In Java, where the charity Helen Keller International carried out a study, it found childhood anemia affected 60 percent of children. Unicef, the United Nations Children's Fund, warns that the mental and physical growth of those who survive may be stunted.

A similar situation prevails in Cambodia. But there it is political instability that is causing the deaths of mothers and children. The common denominator between the two is the apparent indifference of the authorities to the suffering of the poor. Cambodian political factions wrangle about power sharing while their country collapses; Indonesian officials, tainted by corruption, are too hidebound by red tape to speed the aid where it is needed.

But they are not the only culprits. In handing out inflexible recipes for economic recovery, the World Bank and the International Monetary Fund are also guilty of inflicting suffering on the most powerless sections of these communities.

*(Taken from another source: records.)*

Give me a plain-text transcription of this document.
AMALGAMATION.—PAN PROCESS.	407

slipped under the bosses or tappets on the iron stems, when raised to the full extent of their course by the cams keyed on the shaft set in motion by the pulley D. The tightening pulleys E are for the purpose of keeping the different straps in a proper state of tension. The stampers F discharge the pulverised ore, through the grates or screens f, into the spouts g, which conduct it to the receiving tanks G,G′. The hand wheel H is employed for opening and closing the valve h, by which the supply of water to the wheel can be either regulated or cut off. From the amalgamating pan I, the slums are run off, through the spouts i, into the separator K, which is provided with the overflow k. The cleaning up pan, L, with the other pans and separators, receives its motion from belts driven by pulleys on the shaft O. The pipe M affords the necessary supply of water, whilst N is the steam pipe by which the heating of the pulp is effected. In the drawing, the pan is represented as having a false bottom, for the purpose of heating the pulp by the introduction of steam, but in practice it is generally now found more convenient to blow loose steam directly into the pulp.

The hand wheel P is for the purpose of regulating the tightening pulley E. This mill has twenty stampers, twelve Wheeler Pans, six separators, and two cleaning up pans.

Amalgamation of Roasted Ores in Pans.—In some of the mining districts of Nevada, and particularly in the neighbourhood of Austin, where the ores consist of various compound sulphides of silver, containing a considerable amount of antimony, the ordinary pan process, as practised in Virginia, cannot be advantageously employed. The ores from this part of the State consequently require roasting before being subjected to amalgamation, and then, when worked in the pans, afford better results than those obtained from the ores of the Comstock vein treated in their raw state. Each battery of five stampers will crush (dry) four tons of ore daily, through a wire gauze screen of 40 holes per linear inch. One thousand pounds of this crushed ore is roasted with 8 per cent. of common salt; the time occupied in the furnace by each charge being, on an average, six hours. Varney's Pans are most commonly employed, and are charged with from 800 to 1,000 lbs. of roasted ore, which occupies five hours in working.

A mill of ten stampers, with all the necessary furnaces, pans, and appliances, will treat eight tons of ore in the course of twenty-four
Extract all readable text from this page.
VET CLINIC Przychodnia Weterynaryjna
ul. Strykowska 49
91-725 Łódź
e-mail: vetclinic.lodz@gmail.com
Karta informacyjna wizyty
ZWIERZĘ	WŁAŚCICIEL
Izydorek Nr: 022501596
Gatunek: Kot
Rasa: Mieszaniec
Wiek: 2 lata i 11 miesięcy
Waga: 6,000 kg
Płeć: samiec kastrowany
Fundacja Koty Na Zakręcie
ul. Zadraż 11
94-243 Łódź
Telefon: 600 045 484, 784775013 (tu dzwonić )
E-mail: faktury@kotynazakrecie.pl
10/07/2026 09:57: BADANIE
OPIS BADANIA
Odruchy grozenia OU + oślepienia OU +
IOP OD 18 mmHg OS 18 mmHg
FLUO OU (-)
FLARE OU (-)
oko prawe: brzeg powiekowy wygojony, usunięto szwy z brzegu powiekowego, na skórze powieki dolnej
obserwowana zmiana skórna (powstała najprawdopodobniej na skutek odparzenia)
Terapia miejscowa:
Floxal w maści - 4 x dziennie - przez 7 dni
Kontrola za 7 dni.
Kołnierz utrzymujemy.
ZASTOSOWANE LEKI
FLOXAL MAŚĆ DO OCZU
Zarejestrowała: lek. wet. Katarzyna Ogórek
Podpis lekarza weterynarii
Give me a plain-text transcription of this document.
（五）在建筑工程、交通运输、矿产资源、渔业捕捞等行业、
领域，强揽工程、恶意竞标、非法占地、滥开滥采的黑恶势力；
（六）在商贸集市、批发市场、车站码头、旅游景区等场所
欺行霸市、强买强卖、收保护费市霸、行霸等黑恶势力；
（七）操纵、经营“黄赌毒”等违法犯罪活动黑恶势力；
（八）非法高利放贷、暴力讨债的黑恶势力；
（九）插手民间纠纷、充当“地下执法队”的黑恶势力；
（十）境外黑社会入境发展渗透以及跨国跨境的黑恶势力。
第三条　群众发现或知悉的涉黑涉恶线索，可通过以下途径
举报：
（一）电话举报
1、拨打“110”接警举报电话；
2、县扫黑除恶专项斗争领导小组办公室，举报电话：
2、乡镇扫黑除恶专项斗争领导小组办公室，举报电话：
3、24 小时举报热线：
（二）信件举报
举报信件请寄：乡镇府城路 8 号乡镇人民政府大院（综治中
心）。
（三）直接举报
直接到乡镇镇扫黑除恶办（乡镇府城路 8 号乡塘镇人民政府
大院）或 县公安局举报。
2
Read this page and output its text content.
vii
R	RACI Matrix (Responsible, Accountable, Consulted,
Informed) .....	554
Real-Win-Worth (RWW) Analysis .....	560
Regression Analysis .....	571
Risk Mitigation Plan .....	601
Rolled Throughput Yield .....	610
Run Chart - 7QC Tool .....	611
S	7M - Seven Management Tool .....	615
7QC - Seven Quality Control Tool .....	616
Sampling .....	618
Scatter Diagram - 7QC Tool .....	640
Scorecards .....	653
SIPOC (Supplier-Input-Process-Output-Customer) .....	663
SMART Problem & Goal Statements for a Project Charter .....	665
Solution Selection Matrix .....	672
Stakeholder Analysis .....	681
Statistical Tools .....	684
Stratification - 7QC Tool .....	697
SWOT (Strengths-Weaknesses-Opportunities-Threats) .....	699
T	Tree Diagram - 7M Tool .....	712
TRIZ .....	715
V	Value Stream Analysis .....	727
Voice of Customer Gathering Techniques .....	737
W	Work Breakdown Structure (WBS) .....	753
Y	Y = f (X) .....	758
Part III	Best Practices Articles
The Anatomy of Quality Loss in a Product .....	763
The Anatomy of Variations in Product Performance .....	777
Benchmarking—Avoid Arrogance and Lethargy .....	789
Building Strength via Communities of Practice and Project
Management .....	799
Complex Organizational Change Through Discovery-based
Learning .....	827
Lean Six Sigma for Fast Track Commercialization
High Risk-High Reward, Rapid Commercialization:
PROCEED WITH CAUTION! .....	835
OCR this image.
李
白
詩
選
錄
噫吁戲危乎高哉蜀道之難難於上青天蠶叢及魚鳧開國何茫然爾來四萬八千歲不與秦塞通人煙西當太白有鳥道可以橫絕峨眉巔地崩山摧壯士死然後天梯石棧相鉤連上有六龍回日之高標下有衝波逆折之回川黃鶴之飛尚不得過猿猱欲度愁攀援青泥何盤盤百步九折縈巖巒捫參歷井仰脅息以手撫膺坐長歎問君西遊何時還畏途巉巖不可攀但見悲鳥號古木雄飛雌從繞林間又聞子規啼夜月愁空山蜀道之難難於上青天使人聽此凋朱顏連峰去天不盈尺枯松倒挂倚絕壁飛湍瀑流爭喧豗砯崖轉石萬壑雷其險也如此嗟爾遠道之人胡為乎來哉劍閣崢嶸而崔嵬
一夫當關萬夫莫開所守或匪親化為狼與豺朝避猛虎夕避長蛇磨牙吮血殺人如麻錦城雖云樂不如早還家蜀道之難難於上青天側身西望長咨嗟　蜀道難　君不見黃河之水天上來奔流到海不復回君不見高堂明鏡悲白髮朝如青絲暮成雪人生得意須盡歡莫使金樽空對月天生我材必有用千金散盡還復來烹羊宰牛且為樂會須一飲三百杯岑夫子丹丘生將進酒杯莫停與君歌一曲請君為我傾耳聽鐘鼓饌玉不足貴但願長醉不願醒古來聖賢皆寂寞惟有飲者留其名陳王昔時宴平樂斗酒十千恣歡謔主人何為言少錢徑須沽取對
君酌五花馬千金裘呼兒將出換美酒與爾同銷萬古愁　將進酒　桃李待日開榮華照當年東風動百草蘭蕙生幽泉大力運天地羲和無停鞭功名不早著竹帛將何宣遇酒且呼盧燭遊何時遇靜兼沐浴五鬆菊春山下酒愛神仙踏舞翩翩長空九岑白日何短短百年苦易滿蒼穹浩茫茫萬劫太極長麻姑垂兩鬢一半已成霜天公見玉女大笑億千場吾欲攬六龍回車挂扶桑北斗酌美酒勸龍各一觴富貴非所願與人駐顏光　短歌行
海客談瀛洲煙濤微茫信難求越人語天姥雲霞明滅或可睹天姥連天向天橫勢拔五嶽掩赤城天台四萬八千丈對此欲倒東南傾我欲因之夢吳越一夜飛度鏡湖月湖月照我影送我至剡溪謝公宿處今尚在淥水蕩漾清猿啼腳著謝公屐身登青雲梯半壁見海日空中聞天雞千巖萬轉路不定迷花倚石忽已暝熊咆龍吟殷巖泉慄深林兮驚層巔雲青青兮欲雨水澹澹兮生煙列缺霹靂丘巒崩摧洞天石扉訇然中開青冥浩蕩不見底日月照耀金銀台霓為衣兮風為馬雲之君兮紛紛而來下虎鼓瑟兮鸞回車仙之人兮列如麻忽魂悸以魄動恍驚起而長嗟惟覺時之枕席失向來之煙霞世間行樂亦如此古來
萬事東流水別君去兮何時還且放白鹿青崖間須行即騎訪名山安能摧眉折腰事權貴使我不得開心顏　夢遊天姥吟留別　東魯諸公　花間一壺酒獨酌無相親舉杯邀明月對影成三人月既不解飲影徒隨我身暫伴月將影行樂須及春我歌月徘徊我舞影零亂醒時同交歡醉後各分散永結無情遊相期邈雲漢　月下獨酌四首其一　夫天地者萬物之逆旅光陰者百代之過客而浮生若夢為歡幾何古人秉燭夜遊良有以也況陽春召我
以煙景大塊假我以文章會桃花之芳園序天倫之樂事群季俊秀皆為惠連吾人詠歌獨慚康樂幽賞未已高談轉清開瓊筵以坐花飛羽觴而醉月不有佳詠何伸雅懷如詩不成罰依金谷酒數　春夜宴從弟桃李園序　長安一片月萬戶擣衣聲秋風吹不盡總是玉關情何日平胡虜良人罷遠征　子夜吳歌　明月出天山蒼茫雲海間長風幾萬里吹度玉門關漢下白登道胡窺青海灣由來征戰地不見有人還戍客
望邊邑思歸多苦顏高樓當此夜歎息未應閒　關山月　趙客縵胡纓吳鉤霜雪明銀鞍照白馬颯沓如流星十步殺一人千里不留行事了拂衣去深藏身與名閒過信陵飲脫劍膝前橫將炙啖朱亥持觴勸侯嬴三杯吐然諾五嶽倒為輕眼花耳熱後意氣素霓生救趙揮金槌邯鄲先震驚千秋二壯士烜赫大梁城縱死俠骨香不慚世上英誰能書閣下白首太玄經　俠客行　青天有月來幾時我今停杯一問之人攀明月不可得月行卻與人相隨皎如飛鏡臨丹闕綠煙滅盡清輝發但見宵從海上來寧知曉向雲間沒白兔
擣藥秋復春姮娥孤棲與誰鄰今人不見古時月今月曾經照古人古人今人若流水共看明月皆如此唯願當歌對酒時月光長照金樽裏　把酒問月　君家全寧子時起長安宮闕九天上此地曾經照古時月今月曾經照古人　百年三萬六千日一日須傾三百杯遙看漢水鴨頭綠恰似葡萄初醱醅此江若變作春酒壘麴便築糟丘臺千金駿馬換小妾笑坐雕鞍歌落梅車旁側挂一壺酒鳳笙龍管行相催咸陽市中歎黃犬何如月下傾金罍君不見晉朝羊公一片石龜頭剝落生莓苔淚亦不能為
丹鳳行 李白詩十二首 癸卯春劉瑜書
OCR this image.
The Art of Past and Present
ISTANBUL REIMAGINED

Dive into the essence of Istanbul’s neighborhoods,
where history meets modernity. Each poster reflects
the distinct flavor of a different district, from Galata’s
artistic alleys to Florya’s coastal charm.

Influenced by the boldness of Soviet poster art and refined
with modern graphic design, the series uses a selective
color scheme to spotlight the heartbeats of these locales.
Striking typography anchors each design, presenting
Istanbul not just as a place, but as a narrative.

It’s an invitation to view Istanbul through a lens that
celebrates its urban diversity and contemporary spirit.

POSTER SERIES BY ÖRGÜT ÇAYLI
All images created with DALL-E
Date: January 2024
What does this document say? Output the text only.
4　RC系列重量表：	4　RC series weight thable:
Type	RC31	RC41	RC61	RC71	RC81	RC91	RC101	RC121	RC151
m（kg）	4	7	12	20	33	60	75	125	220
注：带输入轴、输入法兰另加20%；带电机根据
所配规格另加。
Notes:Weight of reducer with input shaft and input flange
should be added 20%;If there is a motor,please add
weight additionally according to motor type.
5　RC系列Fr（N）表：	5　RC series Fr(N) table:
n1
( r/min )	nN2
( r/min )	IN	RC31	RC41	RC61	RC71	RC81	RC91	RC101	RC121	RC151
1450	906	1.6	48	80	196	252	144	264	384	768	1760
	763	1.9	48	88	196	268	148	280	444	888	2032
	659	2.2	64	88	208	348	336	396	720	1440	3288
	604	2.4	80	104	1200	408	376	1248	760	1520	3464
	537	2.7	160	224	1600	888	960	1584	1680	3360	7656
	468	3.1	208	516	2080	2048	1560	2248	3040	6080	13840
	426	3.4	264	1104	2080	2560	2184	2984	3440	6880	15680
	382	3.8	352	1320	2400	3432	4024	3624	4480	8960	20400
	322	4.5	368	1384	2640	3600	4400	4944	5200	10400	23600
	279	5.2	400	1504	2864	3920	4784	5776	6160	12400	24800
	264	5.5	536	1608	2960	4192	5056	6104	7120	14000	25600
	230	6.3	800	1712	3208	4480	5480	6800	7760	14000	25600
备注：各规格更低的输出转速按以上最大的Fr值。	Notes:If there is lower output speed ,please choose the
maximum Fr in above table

It is not the mighty nor the middle classes who suffer most when an economy goes into recession. Life may be difficult, but it rarely becomes a matter of survival.

Ecological blight, crop failures and freak weather hit the rural poor. In Indonesia, 17 million families are surviving on handfuls of rice, some cassava and dry biscuits. Their worry is survival, not rental charges or interest rates. A society has the wrong set of priorities when it puts economic targets before the well-being of its children.

And no country can afford to neglect its future, as the coming years will show.